The Mother-Baby Pack contains the most powerful antiretroviral drugs and antibiotics to prevent transmission of HIV from a mother to her baby. Health workers will distribute Packs to mothers at antenatal clinics throughout the Rift Valley and Nyanza regions in Western Kenya areas where HIV rates are particularly high. Women are instructed on how to use the drugs and antibiotics in the box from 14 weeks of gestation until six weeks after delivery. To aid even illiterate mothers in taking the drugs, the pack is divided into three color-coded sections: Pregnancy, Labor and Delivery and After Delivery.

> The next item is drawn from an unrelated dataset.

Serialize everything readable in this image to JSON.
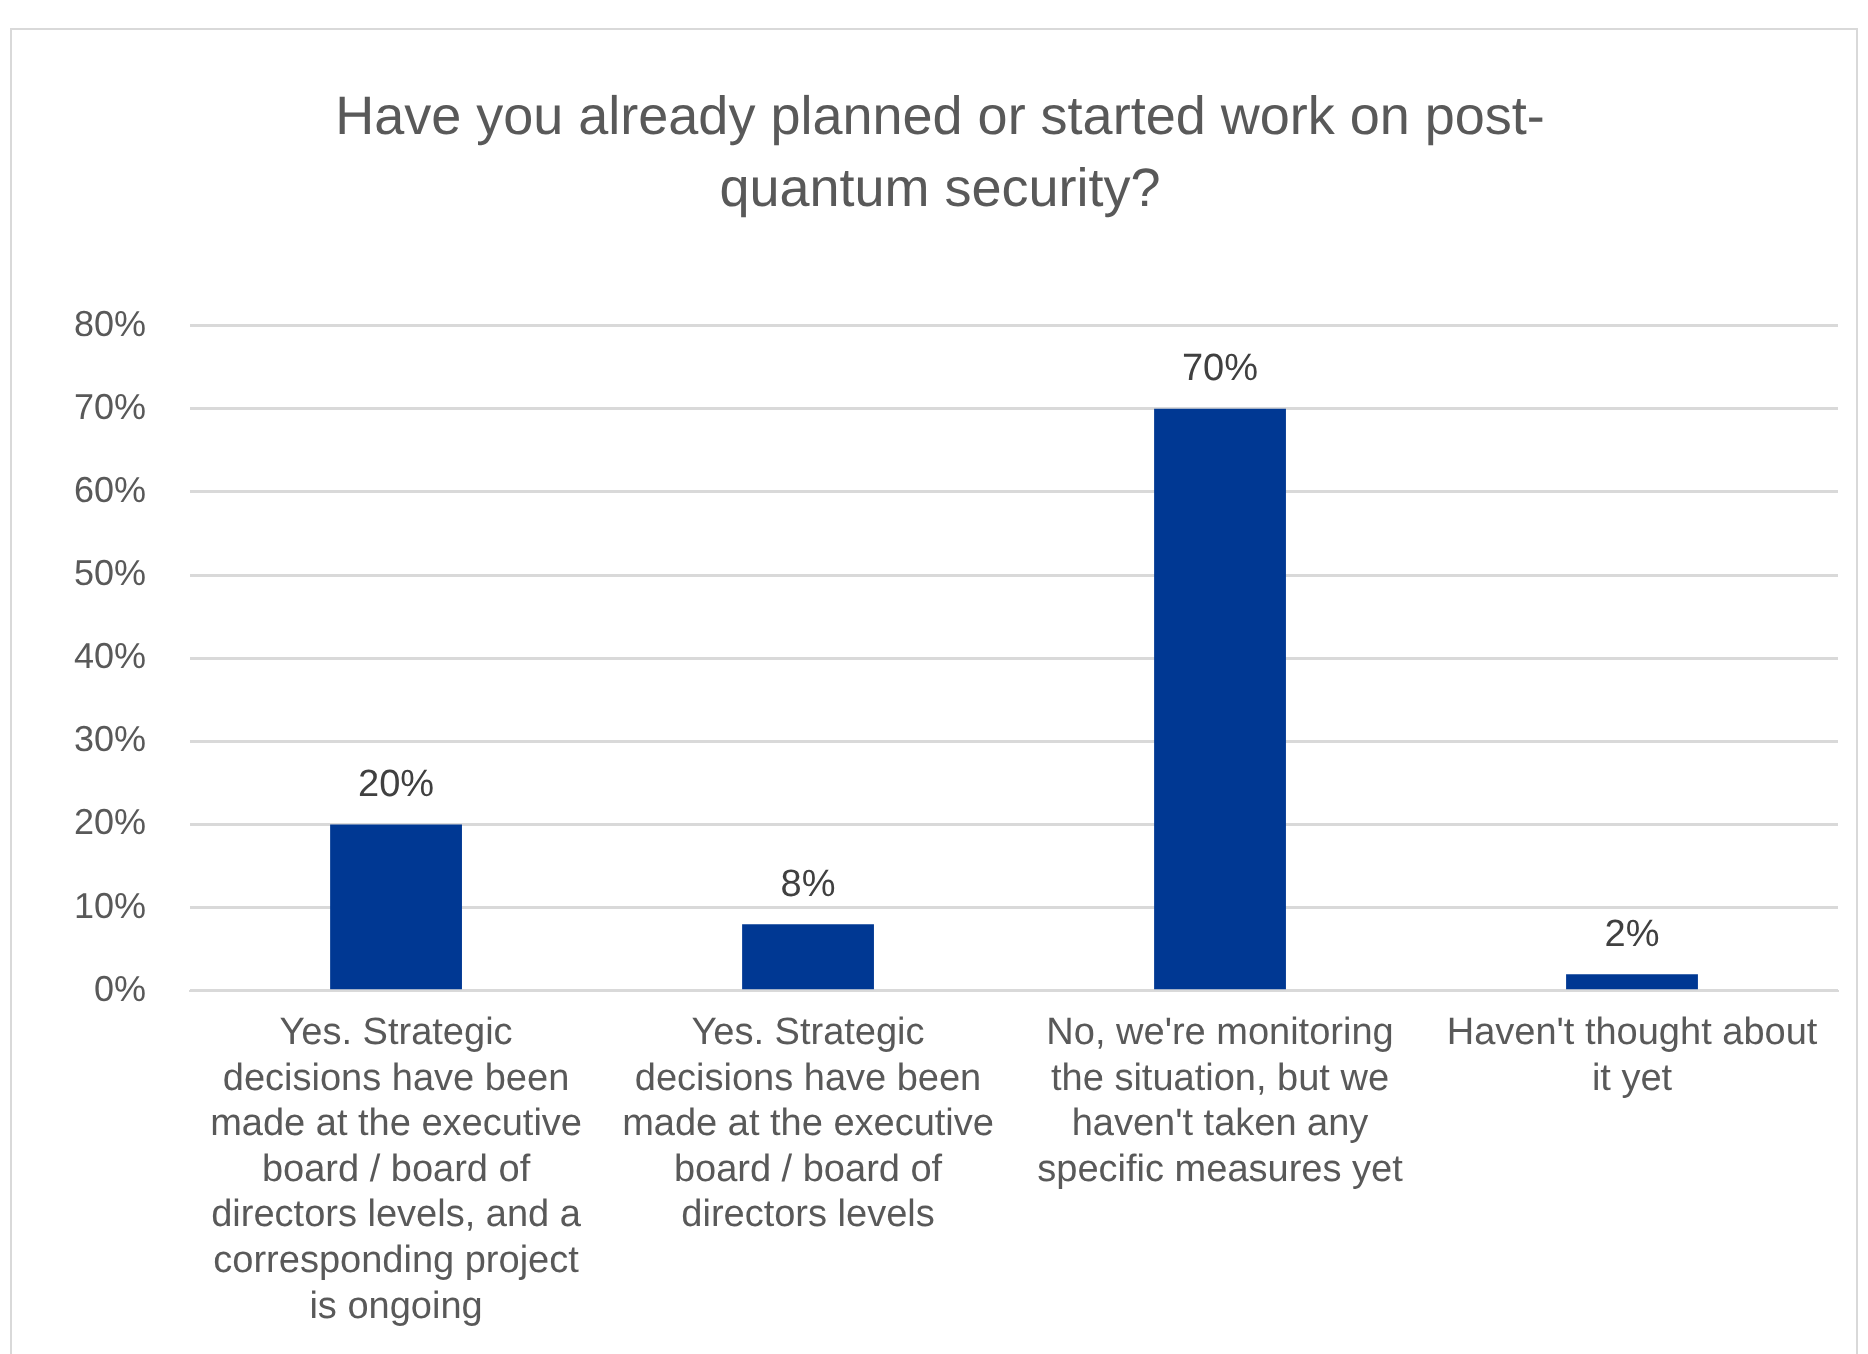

The simple yet revolutionary Mother-Baby-Pack can have a significant impact on increasing the number of babies born free of HIV. A pregnant woman’s first antenatal visit is a vital opportunity to be tested for HIV and prevent transmission of the virus to her baby. The Mother-Baby Pack builds on this opportunity by making it easy for mothers to start PMTCT treatment from the first visit – and to continue it throughout their pregnancy and beyond.

The pack combines highly efficacious anti-retroviral (ARV) drugs and prophylactic antibiotics for one pregnant woman and her newborn child from 14 weeks of gestation until six weeks after delivery. It promotes easier storage, distribution and management of PMTCT medications, while reducing the chance of pharmaceutical shortages in clinics.

Health workers in antenatal clinics will distribute the treatment packs to pregnant women who are living with HIV but do not yet need ARV treatment for their own health. This will help to improve access to PMTCT, particularly for women in remote areas, since they can administer the drugs at home.

Program history: 

Kenya introduced the Mother-Baby Pack as part of its ‘Maisha’ initiative to create a zone free of mother-to-child transmission of HIV. (‘Maisha’ means ‘life’ in Kiswahili.) The initiative aims to eliminate mother-to-child transmission by 2013 in Nyanza and Rift Valley Provinces, where about half of all Kenyan children with HIV live, and by 2015 in the whole country.